Through the alliance the U.S. Catholic bishops have created between white evangelicals and the Catholic community, this kind of theological discourse has also become powerfully persuasive to many white Catholics (and there are theological precedents for this spiritualized reading of the scriptures built right into the Catholic tradition itself, it should be noted). Read comments at Catholic blog and news sites online now, and you'll find comment after comment by people identifying themselves as the most orthodox of Catholics, who are furious that any Catholic leader (e.g., Pope Francis) would suggest that our salvation may depend on how we deal with the poor, those in prison, the homeless and unclothed, those who are sick and in need of medical attention, LGBTQ people and people of color.

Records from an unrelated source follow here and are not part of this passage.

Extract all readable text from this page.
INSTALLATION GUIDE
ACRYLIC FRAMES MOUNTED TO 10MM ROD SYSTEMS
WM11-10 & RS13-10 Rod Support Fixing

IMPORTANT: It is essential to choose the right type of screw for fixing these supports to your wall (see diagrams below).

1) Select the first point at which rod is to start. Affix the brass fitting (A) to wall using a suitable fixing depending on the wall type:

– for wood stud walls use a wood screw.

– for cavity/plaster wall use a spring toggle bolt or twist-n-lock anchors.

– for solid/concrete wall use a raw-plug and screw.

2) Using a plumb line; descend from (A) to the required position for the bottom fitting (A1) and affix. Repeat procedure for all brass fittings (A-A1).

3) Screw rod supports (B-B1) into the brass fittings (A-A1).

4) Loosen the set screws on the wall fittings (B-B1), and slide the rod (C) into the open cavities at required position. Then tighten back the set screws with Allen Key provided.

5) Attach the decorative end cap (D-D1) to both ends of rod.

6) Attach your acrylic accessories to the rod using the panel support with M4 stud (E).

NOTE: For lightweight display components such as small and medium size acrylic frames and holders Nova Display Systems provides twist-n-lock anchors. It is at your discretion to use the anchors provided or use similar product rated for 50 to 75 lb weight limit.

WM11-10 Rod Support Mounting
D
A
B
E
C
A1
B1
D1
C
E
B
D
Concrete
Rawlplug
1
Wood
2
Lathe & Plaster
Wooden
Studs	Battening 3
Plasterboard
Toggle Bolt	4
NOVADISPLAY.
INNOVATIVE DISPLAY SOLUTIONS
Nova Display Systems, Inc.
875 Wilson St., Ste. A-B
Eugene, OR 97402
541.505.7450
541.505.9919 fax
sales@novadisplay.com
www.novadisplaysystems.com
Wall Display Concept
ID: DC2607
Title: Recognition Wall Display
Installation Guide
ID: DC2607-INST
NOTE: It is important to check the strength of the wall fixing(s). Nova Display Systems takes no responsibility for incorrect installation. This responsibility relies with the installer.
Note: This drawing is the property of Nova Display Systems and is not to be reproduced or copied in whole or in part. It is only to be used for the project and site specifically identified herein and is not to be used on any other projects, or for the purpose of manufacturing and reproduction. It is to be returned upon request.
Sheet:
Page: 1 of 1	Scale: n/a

The church's business is saving souls, these "orthodox" Catholics insist. It's not to meddle in the political realm — except, of course, the church absolutely must overturn laws permitting abortion and same-sex marriage. And: We're voting for Donald Trump because Trump represents Catholic values and teaching better than Hillary Clinton does. She is pro-choice and pro-gay marriage. No good Catholic can support her.

This is the reasoning many white evangelicals and many white Catholics are now using as they make their political decisions. And as Father Thomas Reese has noted (I discussed this yesterday), given the decisive nature of the Catholic vote, especially in swing states, that vote may well determine the outcome of the 2016 elections.

If Donald Trump is elected president, the one in two white Catholics who support him will be responsible for placing him in the White House. This is not a prospect about which U.S. Catholics or their pastoral and moral leaders should be very proud. That it is even possible points to the pastoral and moral bankruptcy of the U.S. Catholic bishops as they have led their church to this point over the past several decades.